Photo courtesy Columbia University
Human beings have put an estimated 450 – 500 gigatons of carbon into the air, primarily by burning fossil fuels, according to James L. Buizer, a professor in the School of Natural Resources and the Environment at the University of Arizona. Each year we pump another 30 billion tons of carbon dioxide into the air. The United Nations projects human population will surpass 9 billion by 2050, so energy use will only increase.
Researchers across the world have been working to develop technologies that can remove this excess carbon from the air. One such technology — passive carbon capture — holds much promise, but skepticism about the process and lack of support from policymakers have slowed the development of what could be a cost-effective approach.
‘It’s not magic’
To people proposing sustainable energy alternatives and lifestyle changes, removing CO2 seems pointless. Removing a substantial amount of carbon from the air requires a great deal of it to be filtered. Heating, cooling, or pushing air through a filtration process requires the use of energy, thereby creating more carbon emissions.
But some scientists have demonstrated that carbon can be passively removed from the air without creating further emissions. Klaus Lackner, a geophysics professor at Columbia University and his team have developed a “fake tree” carbon collector.
An early effort used plastic “leaves” coated in resin that traps carbon particles in the air. The newer passive carbon-capture devices look more like furnace filters with straw-like tubes dotted with holes, packed closely together inside a metal frame. The devices necessary to collect one ton of carbon per day would fit into a standard shipping container that, once opened, would require approximately 60 square meters of area. Set up in a location facing into a slow wind, the devices would come into contact with carbon in the air. A faster wind would mean a greater amount of carbon would be captured more quickly. Because no power source is needed, no new carbon emissions are created.
Because this process is so simple, the devices can be set up virtually anywhere. If the structures are perceived as ugly or unwanted by neighbors, as with modern windmills, they can be placed in a windy spot away from human habitation.

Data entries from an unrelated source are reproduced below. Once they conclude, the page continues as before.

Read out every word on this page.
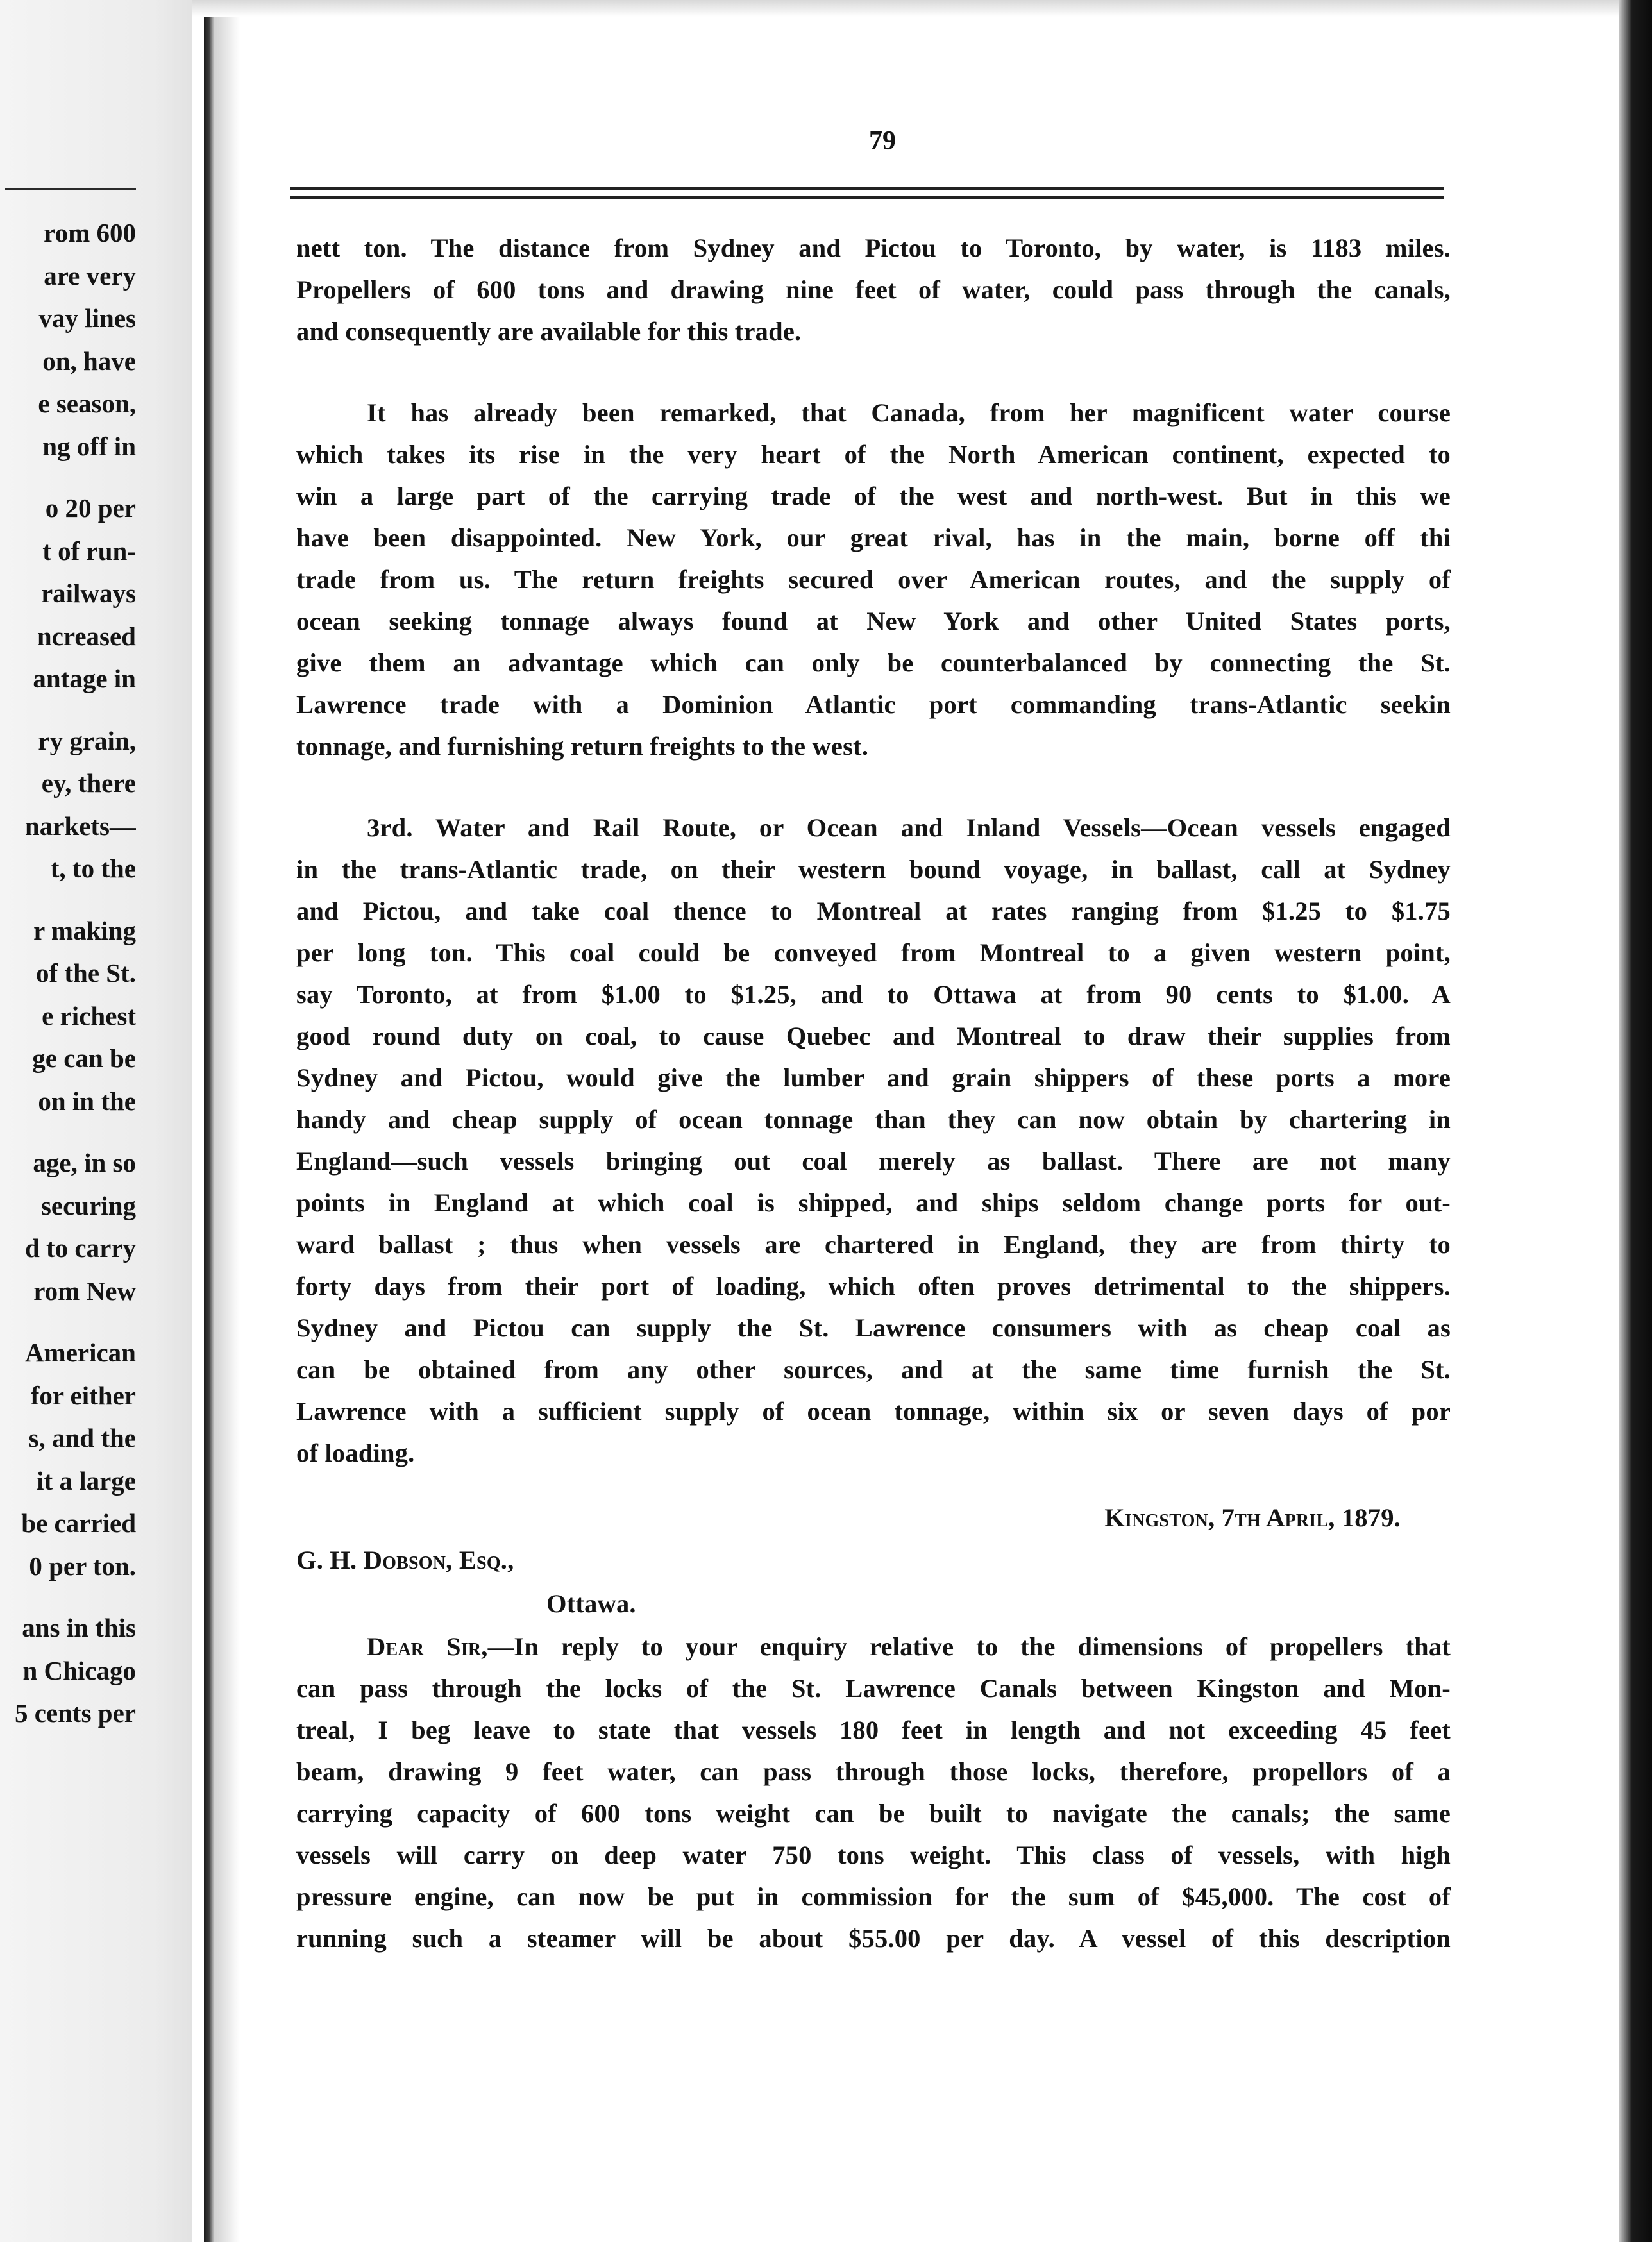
rom 600
are very
vay lines
on, have
e season,
ng off in
o 20 per
t of run-
railways
ncreased
antage in
ry grain,
ey, there
narkets—
t, to the
r making
of the St.
e richest
ge can be
on in the
age, in so
securing
d to carry
rom New
American
for either
s, and the
it a large
be carried
0 per ton.
ans in this
n Chicago
5 cents per
79
nett ton. The distance from Sydney and Pictou to Toronto, by water, is 1183 miles.
Propellers of 600 tons and drawing nine feet of water, could pass through the canals,
and consequently are available for this trade.
It has already been remarked, that Canada, from her magnificent water course
which takes its rise in the very heart of the North American continent, expected to
win a large part of the carrying trade of the west and north-west. But in this we
have been disappointed. New York, our great rival, has in the main, borne off thi
trade from us. The return freights secured over American routes, and the supply of
ocean seeking tonnage always found at New York and other United States ports,
give them an advantage which can only be counterbalanced by connecting the St.
Lawrence trade with a Dominion Atlantic port commanding trans-Atlantic seekin
tonnage, and furnishing return freights to the west.
3rd. Water and Rail Route, or Ocean and Inland Vessels—Ocean vessels engaged
in the trans-Atlantic trade, on their western bound voyage, in ballast, call at Sydney
and Pictou, and take coal thence to Montreal at rates ranging from $1.25 to $1.75
per long ton. This coal could be conveyed from Montreal to a given western point,
say Toronto, at from $1.00 to $1.25, and to Ottawa at from 90 cents to $1.00. A
good round duty on coal, to cause Quebec and Montreal to draw their supplies from
Sydney and Pictou, would give the lumber and grain shippers of these ports a more
handy and cheap supply of ocean tonnage than they can now obtain by chartering in
England—such vessels bringing out coal merely as ballast. There are not many
points in England at which coal is shipped, and ships seldom change ports for out-
ward ballast ; thus when vessels are chartered in England, they are from thirty to
forty days from their port of loading, which often proves detrimental to the shippers.
Sydney and Pictou can supply the St. Lawrence consumers with as cheap coal as
can be obtained from any other sources, and at the same time furnish the St.
Lawrence with a sufficient supply of ocean tonnage, within six or seven days of por
of loading.
Kingston, 7th April, 1879.
G. H. Dobson, Esq.,
Ottawa.
Dear Sir,—In reply to your enquiry relative to the dimensions of propellers that
can pass through the locks of the St. Lawrence Canals between Kingston and Mon-
treal, I beg leave to state that vessels 180 feet in length and not exceeding 45 feet
beam, drawing 9 feet water, can pass through those locks, therefore, propellors of a
carrying capacity of 600 tons weight can be built to navigate the canals; the same
vessels will carry on deep water 750 tons weight. This class of vessels, with high
pressure engine, can now be put in commission for the sum of $45,000. The cost of
running such a steamer will be about $55.00 per day. A vessel of this description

The most significant challenges to implementing this technology include, making the process cost-effective and figuring out what to do with the carbon removed from the atmosphere.
Photo courtesy GRT, 2009
Cost estimates vary widely
In 2011 the American Physical Society (APS) released a report about one direct-air capture (DAC) process that used mechanical blowers powered by electricity and used a chemical to extract the carbon and store it. The APS put a price tag of $600 per ton on the process while acknowledging; “No demonstration or pilot-scale DAC system has yet been deployed anywhere on earth.”

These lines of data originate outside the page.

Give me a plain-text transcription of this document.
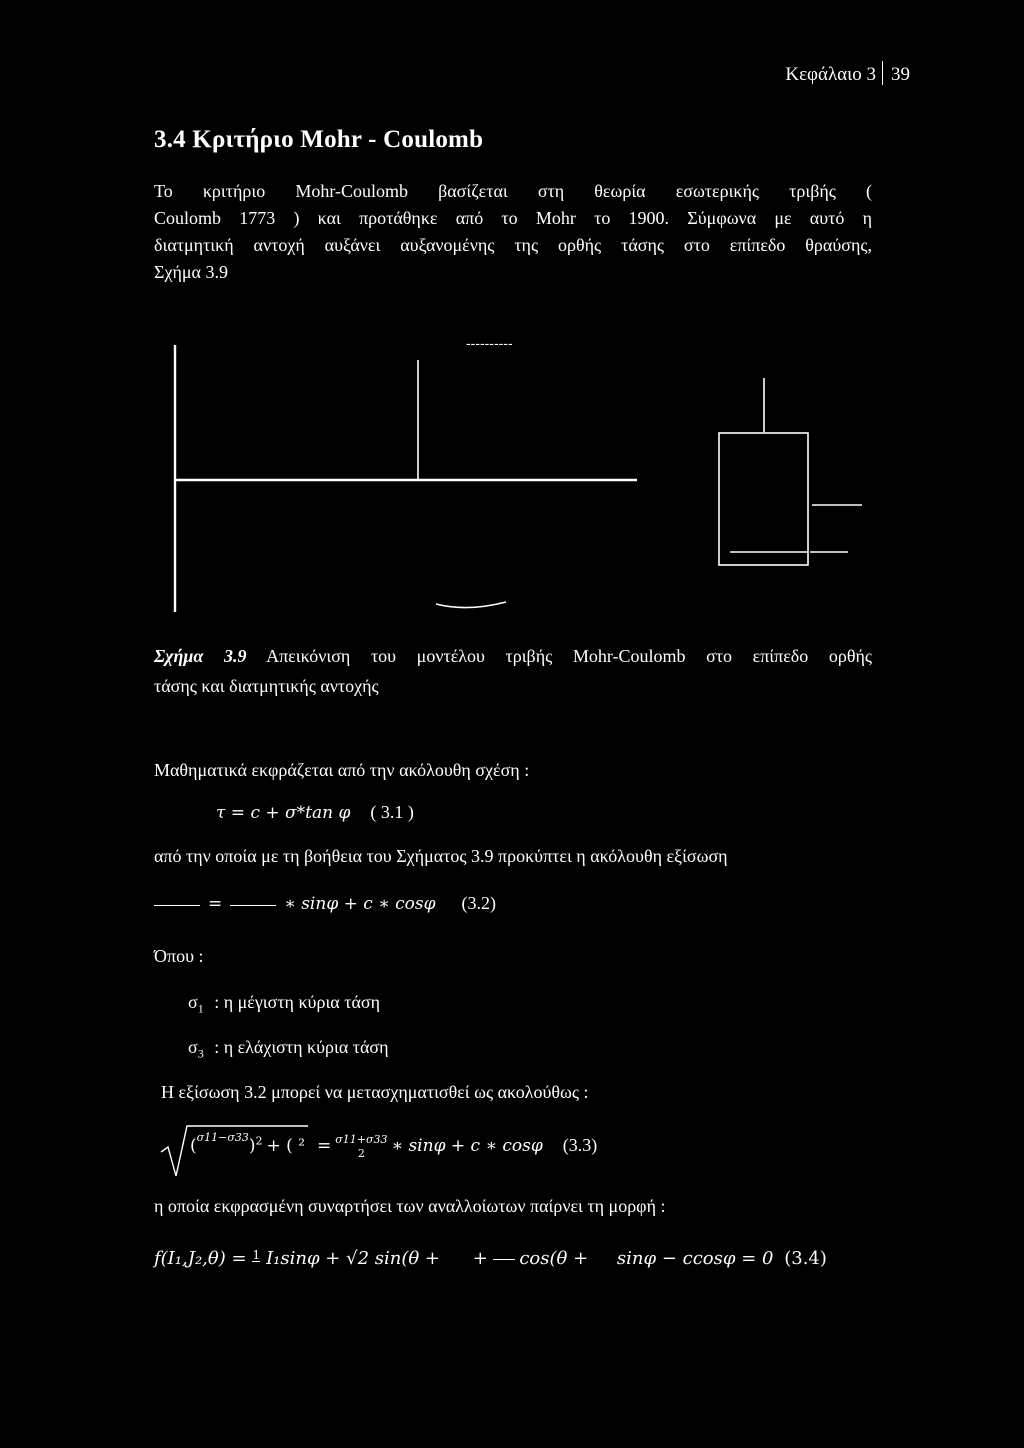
Κεφάλαιο 3 39
3.4 Κριτήριο Mohr - Coulomb

Το κριτήριο Mohr-Coulomb βασίζεται στη θεωρία εσωτερικής τριβής (

Coulomb 1773 ) και προτάθηκε από το Mohr το 1900. Σύμφωνα με αυτό η

διατμητική αντοχή αυξάνει αυξανομένης της ορθής τάσης στο επίπεδο θραύσης,

Σχήμα 3.9

----------

Σχήμα 3.9 Απεικόνιση του μοντέλου τριβής Mohr-Coulomb στο επίπεδο ορθής

τάσης και διατμητικής αντοχής

Μαθηματικά εκφράζεται από την ακόλουθη σχέση :
τ = c + σ*tan φ ( 3.1 )
από την οποία με τη βοήθεια του Σχήματος 3.9 προκύπτει η ακόλουθη εξίσωση
=	∗ sinφ + c ∗ cosφ (3.2)
Όπου :
$\sigma_1$ : η μέγιστη κύρια τάση
$\sigma_3$ : η ελάχιστη κύρια τάση
Η εξίσωση 3.2 μπορεί να μετασχηματισθεί ως ακολούθως :
$(^{\sigma 11-\sigma 33})^2$ + ( ² = σ11+σ33
2	∗ sinφ + c ∗ cosφ (3.3)
η οποία εκφρασμένη συναρτήσει των αναλλοίωτων παίρνει τη μορφή :
f(I₁,J₂,θ) = 1 I₁sinφ + √2 sin(θ + + cos(θ + sinφ − ccosφ = 0 (3.4)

“This is like proving that penguins can’t fly,” Lackner says. “I looked at it myself and concluded it’s more like $1,000 a ton.”
The report had a chilling effect, making it virtually impossible to get funding for any kind of large-scale research, according to Lackner.

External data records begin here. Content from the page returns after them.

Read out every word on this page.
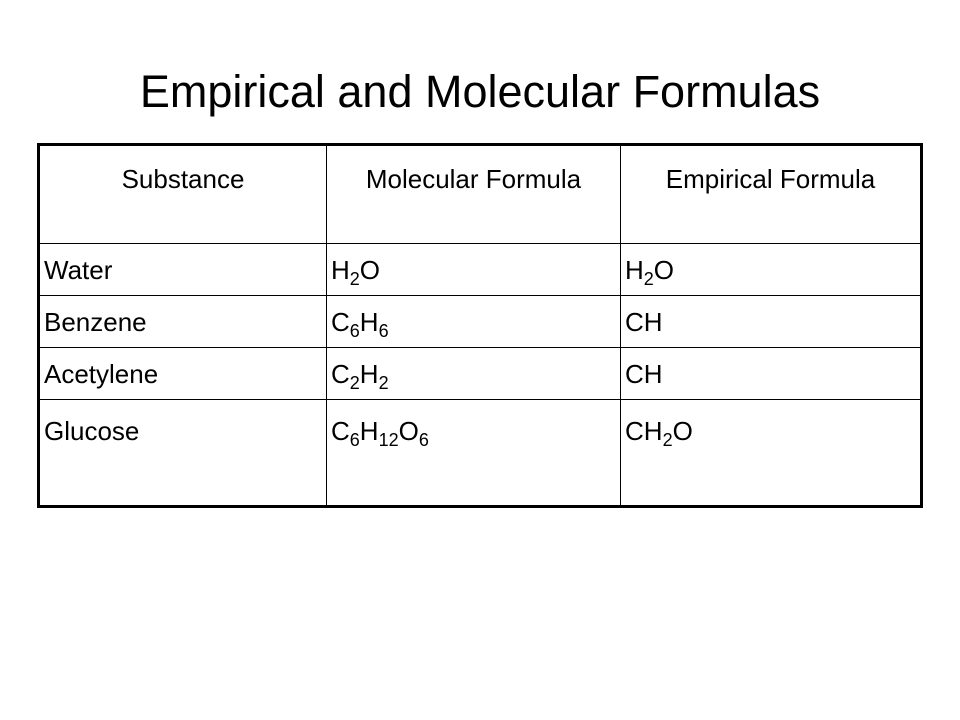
Empirical and Molecular Formulas
Substance	Molecular Formula	Empirical Formula
Water	$H_2O$	$H_2O$
Benzene	$C_6H_6$	CH
Acetylene	$C_2H_2$	CH
Glucose	$C_6H_{12}O_6$	$CH_2O$
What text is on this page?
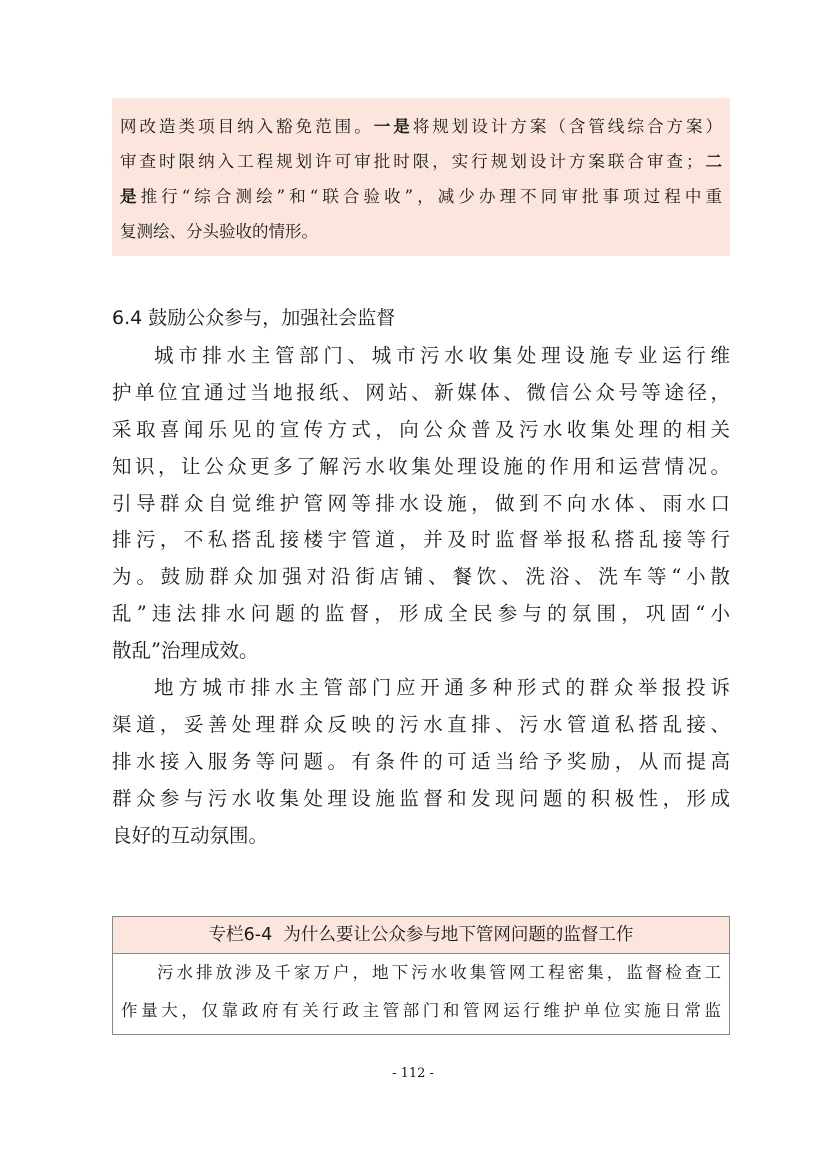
网改造类项目纳入豁免范围。一是将规划设计方案（含管线综合方案）
审查时限纳入工程规划许可审批时限，实行规划设计方案联合审查；二
是推行“综合测绘”和“联合验收”，减少办理不同审批事项过程中重
复测绘、分头验收的情形。
6.4 鼓励公众参与，加强社会监督
城市排水主管部门、城市污水收集处理设施专业运行维
护单位宜通过当地报纸、网站、新媒体、微信公众号等途径，
采取喜闻乐见的宣传方式，向公众普及污水收集处理的相关
知识，让公众更多了解污水收集处理设施的作用和运营情况。
引导群众自觉维护管网等排水设施，做到不向水体、雨水口
排污，不私搭乱接楼宇管道，并及时监督举报私搭乱接等行
为。鼓励群众加强对沿街店铺、餐饮、洗浴、洗车等“小散
乱”违法排水问题的监督，形成全民参与的氛围，巩固“小
散乱”治理成效。
地方城市排水主管部门应开通多种形式的群众举报投诉
渠道，妥善处理群众反映的污水直排、污水管道私搭乱接、
排水接入服务等问题。有条件的可适当给予奖励，从而提高
群众参与污水收集处理设施监督和发现问题的积极性，形成
良好的互动氛围。
专栏6-4  为什么要让公众参与地下管网问题的监督工作
污水排放涉及千家万户，地下污水收集管网工程密集，监督检查工
作量大，仅靠政府有关行政主管部门和管网运行维护单位实施日常监
- 112 -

Lackner initially worked with Kilimanjaro Energy, a startup company trying to figure out how to make air capture possible. The company claims it has a developed a process that would cost $100 per ton of carbon removed. While he sees that as plausible, Lackner believes his process would cost even less than that.
“If I look at the raw resource costs which go in – I need to pay for energy, for materials – that’s very, very small,” he says. “I think it’s well below $50 a ton of CO2, so I don’t think it’s impossible over time (that) costs could come down into that range.”
Where to put the collected carbon? Lackner advocates burying it deep in the earth – geological sequestration, an idea not well liked by some environmental groups.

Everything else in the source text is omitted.